KÜBA=INSTAGRAM KALBİ
Mutluluk para pul demek değil. Küba'ya sırf bunun sağlaması için bile gidilebilir.
Dünyanın en fotojenik şehirlerinden Havana, Instagram'da sayısız kalp manasına da gelir. Hayatın bir tarihte durduğu hissini veren bu açıkhava müzesivari şehrin enerjisi de görselliği de benzersizdir.
Hem biraz rötarlı olarak gündeme de uyar: Kahraman'ın Che'ye laf etmesi Che'yi yattığı yerde ters döndürmüş mü, havada gerginlik oluşturmuş mu, bakılır!

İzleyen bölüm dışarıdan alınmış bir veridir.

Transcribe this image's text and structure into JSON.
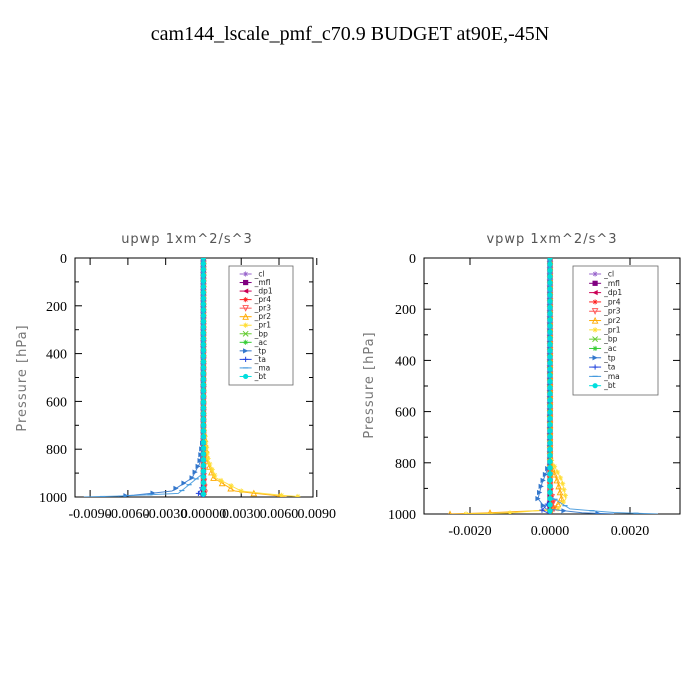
{
  "figure_title": "cam144_lscale_pmf_c70.9  BUDGET at90E,-45N",
  "chart_data": [
    {
      "type": "line",
      "title": "upwp   1xm^2/s^3",
      "xlabel": "",
      "ylabel": "Pressure  [hPa]",
      "xlim": [
        -0.0102,
        0.0087
      ],
      "ylim": [
        1000,
        0
      ],
      "grid": false,
      "legend_position": "top-right",
      "x_ticks": [
        "-0.0090",
        "-0.0060",
        "-0.0030",
        "0.00000",
        "0.0030",
        "0.0060",
        "0.0090"
      ],
      "x_tick_values": [
        -0.009,
        -0.006,
        -0.003,
        0.0,
        0.003,
        0.006,
        0.009
      ],
      "y_ticks": [
        "0",
        "200",
        "400",
        "600",
        "800",
        "1000"
      ],
      "y_tick_values": [
        0,
        200,
        400,
        600,
        800,
        1000
      ],
      "series": [
        {
          "name": "_cl",
          "color": "#9966cc",
          "marker": "star",
          "points": [
            [
              0,
              0
            ],
            [
              0,
              200
            ],
            [
              0,
              400
            ],
            [
              0,
              600
            ],
            [
              0,
              800
            ],
            [
              0,
              1000
            ]
          ]
        },
        {
          "name": "_mfl",
          "color": "#800080",
          "marker": "square",
          "points": [
            [
              0,
              0
            ],
            [
              0,
              200
            ],
            [
              0,
              400
            ],
            [
              0,
              600
            ],
            [
              0,
              800
            ],
            [
              0,
              1000
            ]
          ]
        },
        {
          "name": "_dp1",
          "color": "#cc0055",
          "marker": "triangle-left",
          "points": [
            [
              0,
              0
            ],
            [
              0,
              200
            ],
            [
              0,
              400
            ],
            [
              0,
              600
            ],
            [
              0,
              800
            ],
            [
              0,
              1000
            ]
          ]
        },
        {
          "name": "_pr4",
          "color": "#ff2222",
          "marker": "star",
          "points": [
            [
              0,
              0
            ],
            [
              0,
              500
            ],
            [
              0,
              900
            ],
            [
              0.0001,
              980
            ],
            [
              0,
              1000
            ]
          ]
        },
        {
          "name": "_pr3",
          "color": "#ff5555",
          "marker": "triangle-down",
          "points": [
            [
              0,
              0
            ],
            [
              0,
              500
            ],
            [
              0,
              900
            ],
            [
              0.0001,
              985
            ],
            [
              0,
              1000
            ]
          ]
        },
        {
          "name": "_pr2",
          "color": "#ffaa00",
          "marker": "triangle-up",
          "points": [
            [
              0,
              0
            ],
            [
              0,
              700
            ],
            [
              0.0003,
              850
            ],
            [
              0.0008,
              920
            ],
            [
              0.0025,
              975
            ],
            [
              0.0055,
              993
            ],
            [
              0.0066,
              1000
            ]
          ]
        },
        {
          "name": "_pr1",
          "color": "#ffdd33",
          "marker": "star",
          "points": [
            [
              0,
              0
            ],
            [
              0,
              700
            ],
            [
              0.0004,
              850
            ],
            [
              0.001,
              920
            ],
            [
              0.003,
              975
            ],
            [
              0.0062,
              993
            ],
            [
              0.0075,
              998
            ]
          ]
        },
        {
          "name": "_bp",
          "color": "#66cc33",
          "marker": "cross",
          "points": [
            [
              0,
              0
            ],
            [
              0,
              1000
            ]
          ]
        },
        {
          "name": "_ac",
          "color": "#33cc33",
          "marker": "star",
          "points": [
            [
              0,
              0
            ],
            [
              0,
              1000
            ]
          ]
        },
        {
          "name": "_tp",
          "color": "#3377cc",
          "marker": "triangle-right",
          "points": [
            [
              0,
              0
            ],
            [
              0,
              750
            ],
            [
              -0.0003,
              860
            ],
            [
              -0.0009,
              920
            ],
            [
              -0.0025,
              975
            ],
            [
              -0.0055,
              992
            ],
            [
              -0.0068,
              997
            ]
          ]
        },
        {
          "name": "_ta",
          "color": "#2244dd",
          "marker": "plus",
          "points": [
            [
              0,
              0
            ],
            [
              0,
              950
            ],
            [
              -0.0004,
              985
            ],
            [
              0,
              1000
            ]
          ]
        },
        {
          "name": "_ma",
          "color": "#4499dd",
          "marker": "dash",
          "points": [
            [
              0,
              0
            ],
            [
              0,
              900
            ],
            [
              -0.002,
              985
            ],
            [
              -0.0065,
              996
            ],
            [
              -0.0095,
              1000
            ]
          ]
        },
        {
          "name": "_bt",
          "color": "#00dddd",
          "marker": "circle",
          "points": [
            [
              0,
              0
            ],
            [
              0,
              1000
            ]
          ]
        }
      ]
    },
    {
      "type": "line",
      "title": "vpwp   1xm^2/s^3",
      "xlabel": "",
      "ylabel": "Pressure  [hPa]",
      "xlim": [
        -0.00315,
        0.00325
      ],
      "ylim": [
        1000,
        0
      ],
      "grid": false,
      "legend_position": "top-right",
      "x_ticks": [
        "-0.0020",
        "0.0000",
        "0.0020"
      ],
      "x_tick_values": [
        -0.002,
        0.0,
        0.002
      ],
      "y_ticks": [
        "0",
        "200",
        "400",
        "600",
        "800",
        "1000"
      ],
      "y_tick_values": [
        0,
        200,
        400,
        600,
        800,
        1000
      ],
      "series": [
        {
          "name": "_cl",
          "color": "#9966cc",
          "marker": "star",
          "points": [
            [
              0,
              0
            ],
            [
              0,
              200
            ],
            [
              0,
              400
            ],
            [
              0,
              600
            ],
            [
              0,
              800
            ],
            [
              0,
              1000
            ]
          ]
        },
        {
          "name": "_mfl",
          "color": "#800080",
          "marker": "square",
          "points": [
            [
              0,
              0
            ],
            [
              0,
              200
            ],
            [
              0,
              400
            ],
            [
              0,
              600
            ],
            [
              0,
              800
            ],
            [
              0,
              1000
            ]
          ]
        },
        {
          "name": "_dp1",
          "color": "#cc0055",
          "marker": "triangle-left",
          "points": [
            [
              0,
              0
            ],
            [
              0,
              200
            ],
            [
              0,
              400
            ],
            [
              0,
              600
            ],
            [
              0,
              800
            ],
            [
              0,
              1000
            ]
          ]
        },
        {
          "name": "_pr4",
          "color": "#ff2222",
          "marker": "star",
          "points": [
            [
              0,
              0
            ],
            [
              0,
              900
            ],
            [
              0.0001,
              975
            ],
            [
              0,
              1000
            ]
          ]
        },
        {
          "name": "_pr3",
          "color": "#ff5555",
          "marker": "triangle-down",
          "points": [
            [
              0,
              0
            ],
            [
              0,
              900
            ],
            [
              0.0001,
              980
            ],
            [
              0,
              1000
            ]
          ]
        },
        {
          "name": "_pr2",
          "color": "#ffaa00",
          "marker": "triangle-up",
          "points": [
            [
              0,
              0
            ],
            [
              0,
              800
            ],
            [
              0.0002,
              880
            ],
            [
              0.0003,
              950
            ],
            [
              0,
              985
            ],
            [
              -0.0015,
              995
            ],
            [
              -0.0025,
              1000
            ]
          ]
        },
        {
          "name": "_pr1",
          "color": "#ffdd33",
          "marker": "star",
          "points": [
            [
              0,
              0
            ],
            [
              0,
              780
            ],
            [
              0.0003,
              870
            ],
            [
              0.0004,
              940
            ],
            [
              0.0002,
              980
            ],
            [
              -0.001,
              996
            ],
            [
              -0.0021,
              1000
            ]
          ]
        },
        {
          "name": "_bp",
          "color": "#66cc33",
          "marker": "cross",
          "points": [
            [
              0,
              0
            ],
            [
              0,
              1000
            ]
          ]
        },
        {
          "name": "_ac",
          "color": "#33cc33",
          "marker": "star",
          "points": [
            [
              0,
              0
            ],
            [
              0,
              1000
            ]
          ]
        },
        {
          "name": "_tp",
          "color": "#3377cc",
          "marker": "triangle-right",
          "points": [
            [
              0,
              0
            ],
            [
              0,
              800
            ],
            [
              -0.0002,
              880
            ],
            [
              -0.0003,
              940
            ],
            [
              -0.0001,
              980
            ],
            [
              0.0008,
              995
            ],
            [
              0.0016,
              1000
            ]
          ]
        },
        {
          "name": "_ta",
          "color": "#2244dd",
          "marker": "plus",
          "points": [
            [
              0,
              0
            ],
            [
              0,
              950
            ],
            [
              -0.0002,
              985
            ],
            [
              0,
              1000
            ]
          ]
        },
        {
          "name": "_ma",
          "color": "#4499dd",
          "marker": "dash",
          "points": [
            [
              0,
              0
            ],
            [
              0,
              930
            ],
            [
              0.0005,
              980
            ],
            [
              0.0016,
              994
            ],
            [
              0.0027,
              1000
            ]
          ]
        },
        {
          "name": "_bt",
          "color": "#00dddd",
          "marker": "circle",
          "points": [
            [
              0,
              0
            ],
            [
              0,
              1000
            ]
          ]
        }
      ]
    }
  ]
}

Daha gidelim mi? Shanghai heyecan verir. Çin de Japonya da tarihiyle, geleneğiyle, kültürüyle, endüstrisiyle ve elbette ki mutfağıyla müthiş deneyimler yaşatır.
Tarihiyle, estetiğiyle, kültür sanat imkânlarıyla Avrupa şehirlerinin ayrı bir yeri var hep. Paris'te, Londra'da, Berlin'de, Roma'da, Barselona'da, Viyana'da, Amsterdam'da...
Metropollerde müzelere gidilir, sergi gezilir, konser dinlenir, binaların ihtişamına ve korunmuşluğuna âşık olunur.
Araba kiralanır ve içerilere girilir, bilinmedik kasabalara, tatlı köylere, kırlara, bayırlara gidilir belki sonra. Avrupa'nın adı geçmemiş ücraları keşfedilir.
Bayramda komşu ziyareti de âdetten.
Yunanistan'a, Yunan adalarına gidilir.
Atina'dan Halkidiki'ye, Kavala'dan Lefkada'ya...
Corfu'dan Mykonos'a, Midilli'den Thasos'a komşu gezilir.
BAŞKADIR BENİM MEMLEKETİM!
Fakat memleketin yeri her zaman başka... Ne kadar tarumar etsek de Bodrum, aynı İstanbul gibi: Güzelliği bâki.
Çeşme ve Alaçatı piyasalı. Foça şirin.
Datça yeşil. Bozburun, Selimiye, Söğüt, Kekova şefkatli. Antalya eylül hatta ekim garantili. Kaş müdavimli.
Karadeniz nefes kesen ve veren doğasıyla ayrı mıknatıslı... Mardin efsunlu.
Antakya olağanüstü mezeli...
Kuzey Ege temiz havalı, kolay ulaşımlı.
Ayvalık, Cunda, Assos, Sivrice, Bozcaada, Gökçeada... Hepsi ayrı lezzetli...
Memleket gibisi yok. Hakikaten bir başka... Şarkıdan ödünç alırsak: "Yeniden doğdum dersin, derya olur gidersin / Bir başkadır benim memleketim." Pasaport istemez, vize istemez. Uçaklarda yer kalmadıysa otobüsle, arabayla, motorla, bisikletle, neredeyse otostopla bile gidilir.
Hiçbiri olmadı diyelim, evde kaldınız.
Adalar tek bir vapura/motora bakar ve sadece birkaç saatiniz bile olsa mis gibi sayfiye hissi verir. Hepimize iyi tatiller.